I wish there would soon come a day where it didn't feel like part of me died with the sport that left my everyday life. It's truly amazing how much impact one physical activity and one team can have on a lifetime of looking back and wishing things had turned out differently. I wish that I could tell every single youth athlete how tough letting go would be once that day comes.

The end of my days playing a sport were inevitable, I know that. And I want to believe so badly that there was nothing I could have done to change the way things turned out. But I don't. I don't believe that this happened for a reason, and I don't believe that there was another plan for me. If that was the case, I would look back without regrets and without doubt in my efforts. But there were days when I didn't feel like going to physical therapy, and there were nights that I stayed out late which lead to a morning wasted. There was more that could have been done, and in the moment, I had no idea how negatively those temporary pleasures would impact me.

I know that beating a dead horse is pointless. But on my worst days when I miss the game and my teammates the most, all I want to do is spread the word. I want every athlete out there to appreciate every single moment of health and talent. I want them to feel a fire of determination that refuses to go out. The only thing that stops us from achieving our goals is ourselves. And as much as I want to blame doctors, opposing players and "bad luck," my fate is entirely on me. I chose this, and I truly pay for it every day.
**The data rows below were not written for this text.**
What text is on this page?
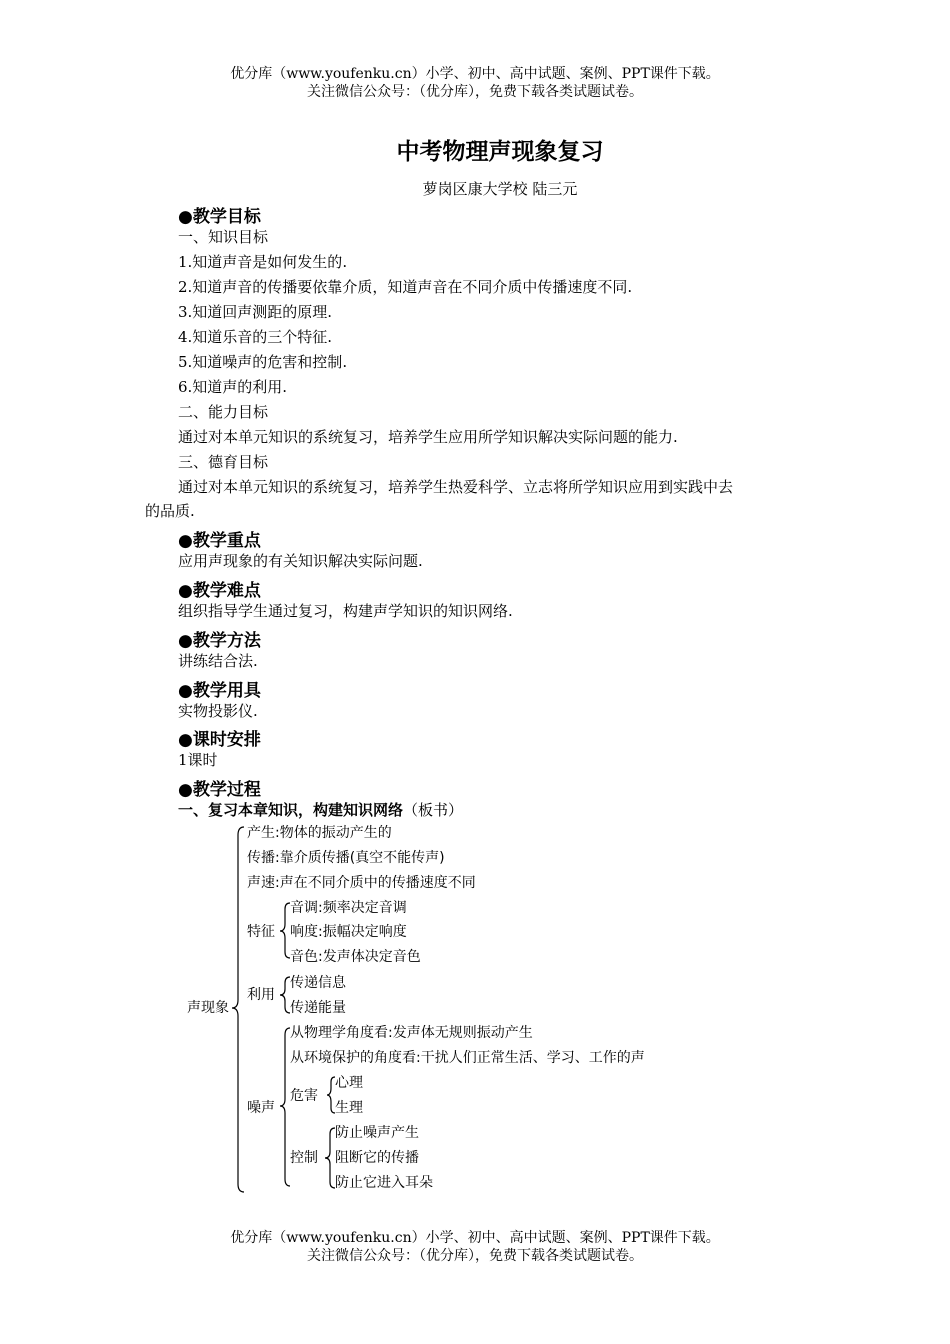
优分库（www.youfenku.cn）小学、初中、高中试题、案例、PPT课件下载。
关注微信公众号：（优分库），免费下载各类试题试卷。
中考物理声现象复习
萝岗区康大学校 陆三元
●教学目标
一、知识目标
1.知道声音是如何发生的.
2.知道声音的传播要依靠介质，知道声音在不同介质中传播速度不同.
3.知道回声测距的原理.
4.知道乐音的三个特征.
5.知道噪声的危害和控制.
6.知道声的利用.
二、能力目标
通过对本单元知识的系统复习，培养学生应用所学知识解决实际问题的能力.
三、德育目标
通过对本单元知识的系统复习，培养学生热爱科学、立志将所学知识应用到实践中去
的品质.
●教学重点
应用声现象的有关知识解决实际问题.
●教学难点
组织指导学生通过复习，构建声学知识的知识网络.
●教学方法
讲练结合法.
●教学用具
实物投影仪.
●课时安排
1课时
●教学过程
一、复习本章知识，构建知识网络（板书）
声现象
产生:物体的振动产生的
传播:靠介质传播(真空不能传声)
声速:声在不同介质中的传播速度不同
特征
音调:频率决定音调
响度:振幅决定响度
音色:发声体决定音色
利用
传递信息
传递能量
噪声
从物理学角度看:发声体无规则振动产生
从环境保护的角度看:干扰人们正常生活、学习、工作的声
危害
心理
生理
控制
防止噪声产生
阻断它的传播
防止它进入耳朵
优分库（www.youfenku.cn）小学、初中、高中试题、案例、PPT课件下载。
关注微信公众号：（优分库），免费下载各类试题试卷。
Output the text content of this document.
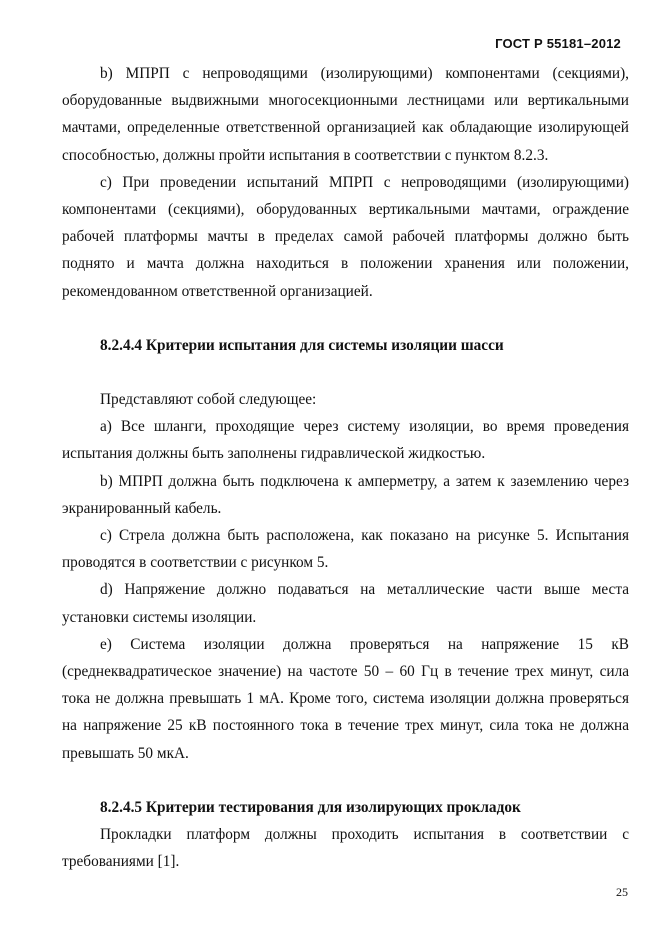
ГОСТ Р 55181–2012

b) МПРП с непроводящими (изолирующими) компонентами (секциями), оборудованные выдвижными многосекционными лестницами или вертикальными мачтами, определенные ответственной организацией как обладающие изолирующей способностью, должны пройти испытания в соответствии с пунктом 8.2.3.

c) При проведении испытаний МПРП с непроводящими (изолирующими) компонентами (секциями), оборудованных вертикальными мачтами, ограждение рабочей платформы мачты в пределах самой рабочей платформы должно быть поднято и мачта должна находиться в положении хранения или положении, рекомендованном ответственной организацией.

8.2.4.4 Критерии испытания для системы изоляции шасси

Представляют собой следующее:

a) Все шланги, проходящие через систему изоляции, во время проведения испытания должны быть заполнены гидравлической жидкостью.

b) МПРП должна быть подключена к амперметру, а затем к заземлению через экранированный кабель.

c) Стрела должна быть расположена, как показано на рисунке 5. Испытания проводятся в соответствии с рисунком 5.

d) Напряжение должно подаваться на металлические части выше места установки системы изоляции.

e) Система изоляции должна проверяться на напряжение 15 кВ (среднеквадратическое значение) на частоте 50 – 60 Гц в течение трех минут, сила тока не должна превышать 1 мА. Кроме того, система изоляции должна проверяться на напряжение 25 кВ постоянного тока в течение трех минут, сила тока не должна превышать 50 мкА.

8.2.4.5 Критерии тестирования для изолирующих прокладок

Прокладки платформ должны проходить испытания в соответствии с требованиями [1].

25
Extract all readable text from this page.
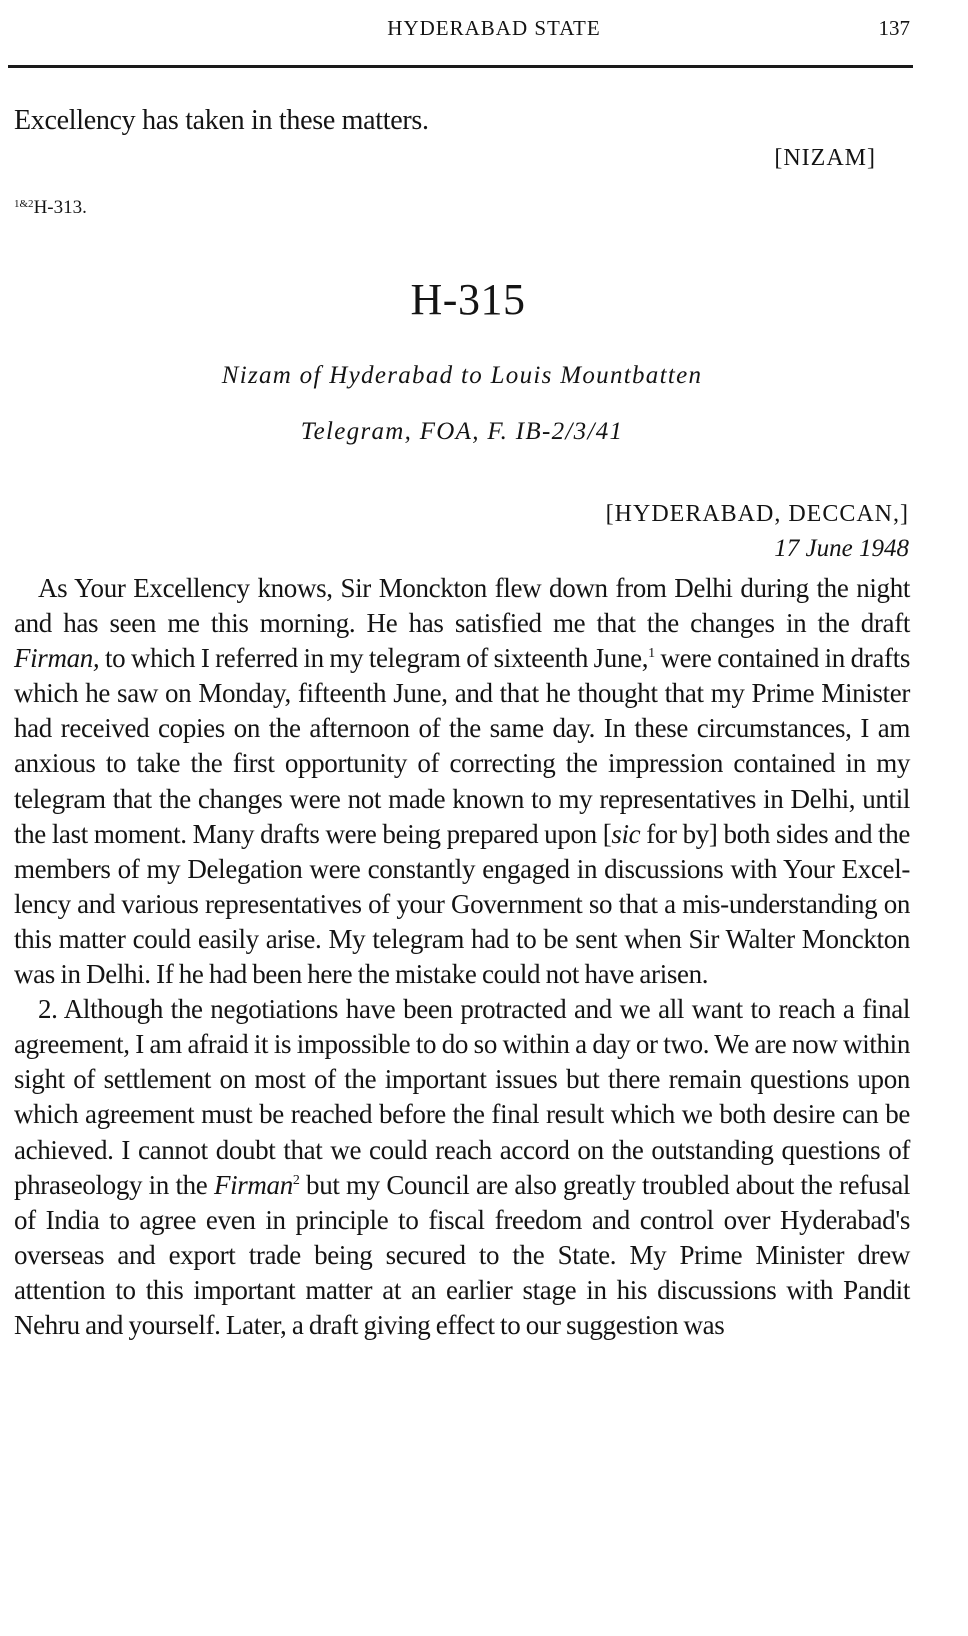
HYDERABAD STATE	137
Excellency has taken in these matters.
[NIZAM]
$^{1\&2}$H-313.
H-315
Nizam of Hyderabad to Louis Mountbatten
Telegram, FOA, F. IB-2/3/41
[HYDERABAD, DECCAN,]
17 June 1948

As Your Excellency knows, Sir Monckton flew down from Delhi during the night and has seen me this morning. He has satisfied me that the changes in the draft Firman, to which I referred in my telegram of sixteenth June,$^1$ were contained in drafts which he saw on Monday, fifteenth June, and that he thought that my Prime Minister had received copies on the afternoon of the same day. In these circumstances, I am anxious to take the first opportunity of correcting the impression contained in my telegram that the changes were not made known to my representatives in Delhi, until the last moment. Many drafts were being prepared upon [sic for by] both sides and the members of my Delegation were constantly engaged in discussions with Your Excel-lency and various representatives of your Government so that a mis-understanding on this matter could easily arise. My telegram had to be sent when Sir Walter Monckton was in Delhi. If he had been here the mistake could not have arisen.

2. Although the negotiations have been protracted and we all want to reach a final agreement, I am afraid it is impossible to do so within a day or two. We are now within sight of settlement on most of the important issues but there remain questions upon which agreement must be reached before the final result which we both desire can be achieved. I cannot doubt that we could reach accord on the outstanding questions of phraseology in the Firman$^2$ but my Council are also greatly troubled about the refusal of India to agree even in principle to fiscal freedom and control over Hyderabad's overseas and export trade being secured to the State. My Prime Minister drew attention to this important matter at an earlier stage in his discussions with Pandit Nehru and yourself. Later, a draft giving effect to our suggestion was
I have memories now which will make me smile in pride. But I would trade memories for the real thing any day. There is nothing like hearing the whistle blow and being overcome with an intense paradox of relaxation and nerves. The nerves meant I was passionate and ached for the competition and the relaxation meant that there was nowhere else in the world that I was supposed to be in that moment. It was like no other feeling in the world and there is no duplicating it.

For any athletes out there who have experienced setbacks or lackadaisical moments, remember how temporary and insignificant these things are. If there is an injury, know that there are ways to overcome it. Take control of the recovery process and work every day to make your dreams a reality. Focus and remember that there is so much time in life to sleep in and choose a party over practice. Our athletic days come with an expiration date. But whether that day is near or far is up to you.